You can imagine how this film would have looked under the direction of, say, Quentin Tarantino, and it shares some cartoonish aspects with its style. Crucially, though, the swagger and humorous humor will not end in blood, but only a twist I will not spoil. Cassie is not a serial killer and the rape scene itself is never shown – just her expression as she sees it on video. The heroine is just trying to correct an imbalance of opinion, one thing despite major accusation moves that won’t go away at all: that sexual assault has been excused to a point where there won’t be too much great when the victim is drunk; promising young men are more important than promising young women.

The amazing thing about Promising Young Woman, of course, is the politeness of Cassie’s intentions. The flap was caused when a reviewer at Variety said Mulligan was lying – she explained she was not “hot enough”; he claimed it didn’t mean that – there were too many people. However, there was one mistake in his review, in my opinion, which was a description of Mulligan’s character as a “seemingly femme fatale” who “dresses for his noses” once a week to ward off predators. take home.

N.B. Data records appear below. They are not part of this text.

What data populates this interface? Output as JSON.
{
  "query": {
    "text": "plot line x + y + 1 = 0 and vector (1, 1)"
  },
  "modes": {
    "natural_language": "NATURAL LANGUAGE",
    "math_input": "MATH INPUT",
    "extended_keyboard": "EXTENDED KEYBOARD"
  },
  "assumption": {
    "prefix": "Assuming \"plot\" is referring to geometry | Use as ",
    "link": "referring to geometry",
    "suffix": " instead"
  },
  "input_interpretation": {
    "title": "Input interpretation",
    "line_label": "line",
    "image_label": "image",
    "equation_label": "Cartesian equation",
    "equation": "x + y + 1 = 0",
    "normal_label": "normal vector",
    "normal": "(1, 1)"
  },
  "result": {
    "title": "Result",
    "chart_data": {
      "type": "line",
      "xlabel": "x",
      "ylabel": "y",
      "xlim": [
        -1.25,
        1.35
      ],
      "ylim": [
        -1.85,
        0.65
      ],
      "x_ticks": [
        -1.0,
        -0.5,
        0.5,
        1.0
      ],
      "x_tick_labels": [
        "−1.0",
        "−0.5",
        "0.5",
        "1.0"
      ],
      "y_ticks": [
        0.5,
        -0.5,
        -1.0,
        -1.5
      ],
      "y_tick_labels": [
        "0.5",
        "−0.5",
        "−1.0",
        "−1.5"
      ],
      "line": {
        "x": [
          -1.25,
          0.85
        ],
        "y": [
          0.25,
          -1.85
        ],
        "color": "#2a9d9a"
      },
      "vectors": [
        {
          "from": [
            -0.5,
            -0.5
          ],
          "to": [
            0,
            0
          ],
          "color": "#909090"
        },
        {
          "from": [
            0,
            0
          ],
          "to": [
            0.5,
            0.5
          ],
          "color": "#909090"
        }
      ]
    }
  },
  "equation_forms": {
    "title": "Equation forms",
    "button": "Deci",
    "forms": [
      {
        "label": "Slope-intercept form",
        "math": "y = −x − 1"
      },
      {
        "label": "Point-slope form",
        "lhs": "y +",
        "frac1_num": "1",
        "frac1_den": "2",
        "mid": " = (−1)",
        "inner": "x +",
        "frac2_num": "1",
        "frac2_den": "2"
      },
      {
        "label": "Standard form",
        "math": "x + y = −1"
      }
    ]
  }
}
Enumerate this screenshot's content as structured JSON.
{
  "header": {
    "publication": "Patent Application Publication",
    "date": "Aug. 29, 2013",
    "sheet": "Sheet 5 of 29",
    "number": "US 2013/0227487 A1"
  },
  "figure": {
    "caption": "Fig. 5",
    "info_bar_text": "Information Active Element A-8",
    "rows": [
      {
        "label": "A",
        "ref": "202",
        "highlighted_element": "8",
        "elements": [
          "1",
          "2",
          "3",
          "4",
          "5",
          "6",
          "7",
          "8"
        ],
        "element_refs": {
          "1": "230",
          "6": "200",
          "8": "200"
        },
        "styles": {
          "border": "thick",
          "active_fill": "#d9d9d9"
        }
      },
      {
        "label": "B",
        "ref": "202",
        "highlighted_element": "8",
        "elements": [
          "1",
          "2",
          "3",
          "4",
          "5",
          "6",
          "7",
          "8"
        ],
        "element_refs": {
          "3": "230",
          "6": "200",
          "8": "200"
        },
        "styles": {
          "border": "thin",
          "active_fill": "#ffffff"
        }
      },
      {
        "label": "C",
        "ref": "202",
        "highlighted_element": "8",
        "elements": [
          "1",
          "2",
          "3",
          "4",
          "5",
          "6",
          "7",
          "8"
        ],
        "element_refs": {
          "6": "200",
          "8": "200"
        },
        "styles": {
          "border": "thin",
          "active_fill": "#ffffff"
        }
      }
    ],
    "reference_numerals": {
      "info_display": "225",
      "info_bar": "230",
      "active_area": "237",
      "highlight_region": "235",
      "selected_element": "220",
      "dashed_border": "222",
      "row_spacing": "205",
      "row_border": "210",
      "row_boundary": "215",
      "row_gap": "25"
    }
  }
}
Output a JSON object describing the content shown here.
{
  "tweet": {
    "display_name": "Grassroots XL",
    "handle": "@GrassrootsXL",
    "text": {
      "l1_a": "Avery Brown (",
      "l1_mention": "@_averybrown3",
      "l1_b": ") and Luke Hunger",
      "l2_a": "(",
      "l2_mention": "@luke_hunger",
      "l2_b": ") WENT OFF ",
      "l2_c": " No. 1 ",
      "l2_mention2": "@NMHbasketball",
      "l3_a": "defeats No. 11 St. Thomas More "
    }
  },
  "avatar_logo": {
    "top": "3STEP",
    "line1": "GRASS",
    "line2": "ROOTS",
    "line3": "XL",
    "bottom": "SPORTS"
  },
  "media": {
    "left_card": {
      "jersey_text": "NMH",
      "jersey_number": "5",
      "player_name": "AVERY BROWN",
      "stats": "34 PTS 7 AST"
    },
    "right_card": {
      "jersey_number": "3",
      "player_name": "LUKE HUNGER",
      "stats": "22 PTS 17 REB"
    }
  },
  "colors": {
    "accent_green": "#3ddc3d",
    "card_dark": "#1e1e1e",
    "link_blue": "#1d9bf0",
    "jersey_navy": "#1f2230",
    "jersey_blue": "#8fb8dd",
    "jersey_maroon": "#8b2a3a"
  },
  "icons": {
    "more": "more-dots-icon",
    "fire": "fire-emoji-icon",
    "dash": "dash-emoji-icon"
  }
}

The gloomy, and completely true, side of the film is that she is not, in costume, adorned with the nets, and “femme fatale” is the completely wrong description. In the opening scene of the film, Cassie is not seductive, cute or flirtatious. Instead, she laments “drunk” on a banquette, dressed in mediocre business attire. This is the main point of the film, and the criticism it made: it doesn’t matter. It doesn’t matter if you are old, young, thin, fat, fit or dressed. It doesn’t matter if you are “hot” or not, promising or hopeless. All that matters, in these times, is that you are too off to give permission. There is no honey trap; just a woman in a suit who “wants it”.